Playing mostly against AI opponents is, in this case, kind
of a strange advantage, since I'm seeing the game not as it is played, but as
the designers envision it being played. Momentum in Awesomenauts is everything, gating access to skills, power-ups,
currency, and map control. What's more,
it's nearly impossible to recover once you start to lose it. There are no late-game heroes in Awesomenauts, just heroes that kill
other heroes well, and heroes that push towers well (and a handful of heroes
that do both quite well, too). In a
sense, this makes sense: games are fifteen minutes, and the idea of long-game play
seems a little silly when you think of it in those terms. But it does make for games that are usually
decided before they're even half over.
Once the first tower falls, odds are the game is already over. If you lose a second tower, you're done, even
if you've already pushed back and taken down one of the other team's
towers. The game becomes exponentially
harder for you to win as the enemy team makes progress. That momentum, which initially encourages
pushing and pulling, actually serves to discourage play as time progresses.
This seems to be a feature of many MOBAs, even as they claim
they want to avoid it. Some of them seem
actively engaged in trying to do so. XAM, for example, has shaped its
mechanics entirely around preserving the "core game" of MOBA play
(fast single unit micromanagement in the style of an RTS) while actively trying
to do things like permit players to make dramatic comebacks and avoid
currency-creep, in this case by removing currency from the game altogether and
staging play in a series of fast resetting rounds.
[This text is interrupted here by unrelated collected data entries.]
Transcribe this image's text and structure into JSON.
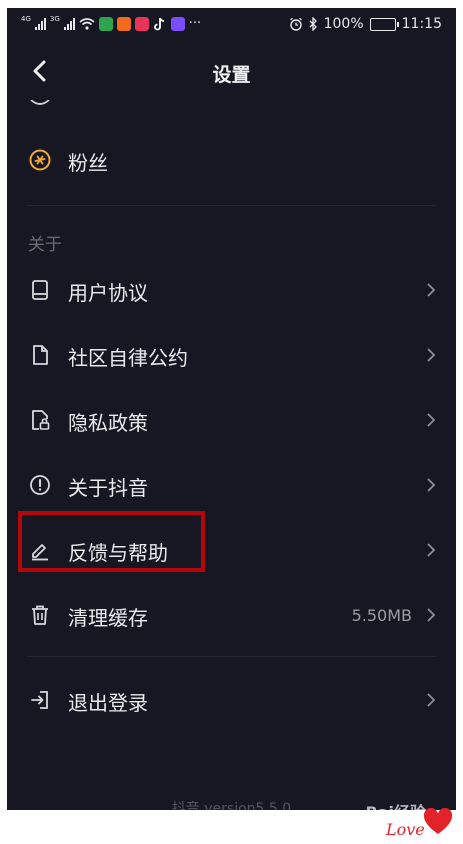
{
  "status_bar": {
    "net_left": "4G",
    "net_right": "3G",
    "more": "···",
    "battery": "100%",
    "time": "11:15",
    "app_colors": [
      "#2ea44f",
      "#f26b1d",
      "#e7345a",
      "#ffffff",
      "#7b4dff"
    ]
  },
  "header": {
    "title": "设置"
  },
  "items": {
    "fans": {
      "label": "粉丝",
      "icon": "fans-icon",
      "accent": "#f2a93b"
    },
    "section_about": "关于",
    "user_agreement": {
      "label": "用户协议",
      "icon": "book-icon"
    },
    "community": {
      "label": "社区自律公约",
      "icon": "document-icon"
    },
    "privacy": {
      "label": "隐私政策",
      "icon": "lock-document-icon"
    },
    "about": {
      "label": "关于抖音",
      "icon": "info-icon"
    },
    "feedback": {
      "label": "反馈与帮助",
      "icon": "pencil-icon"
    },
    "clear_cache": {
      "label": "清理缓存",
      "icon": "trash-icon",
      "value": "5.50MB"
    },
    "logout": {
      "label": "退出登录",
      "icon": "logout-icon"
    }
  },
  "footer": {
    "version": "抖音 version5.5.0"
  },
  "watermark": {
    "text": "Bai经验",
    "love": "Love"
  }
}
This is the exception, not the rule. For the most part, by merit of rewarding
successful play, MOBAs lend themselves to problems of momentum. Good players mop the floor with bad players
and leave those players feeling ridiculous and stupid for even trying to play a
round. Awesomenauts doesn't make this problem worse, it just makes it more
visible by compressing the problem into a smaller, more concentrated game
space.
Which is a god damn shame, because the parts of Awesomenauts that don't orient
themselves around that kind of agonizing momentum are absolutely brilliant. Multiple maps, environmental hazards clever
players can use to dispatch their foes, asymmetrical movement schemes. Everything new about Awesomenauts is fantastic, which is what makes this vestigial tail
of the MOBA genre stand out that much more.
Of course, I write this as someone who just played a
staggering amount of Awesomenauts,
someone who plays a lot of Dawngate,
someone who spent an entire decade of his adult life playing various versions
of DotA, and I have no plan to stop
playing these games any time soon.
That's not because this mechanic isn't infuriating; it's because being
on the other side of it, the winning side, is sublime. DotA
isn't made for the losing team, it's made to make players feel godlike while
crushing their enemies. Or some seem to
think, at least. My favorite games of Dawngate (and Dawngate really is superlative at this) are the tense, tight games
where two solid teams fight one another and decide the outcome of the game in
its final minutes. That kind of tense,
intense combat is what really makes me come back again and again to the MOBA
genre, even knowing much of my life it will take up. That mechanic seems to exist separate from
the peculiar structure of MOBA momentum, and it is, for all its rarity, the one
I find myself chasing most often in MOBAs: the excellent matches, where you
come away feeling good, win or lose.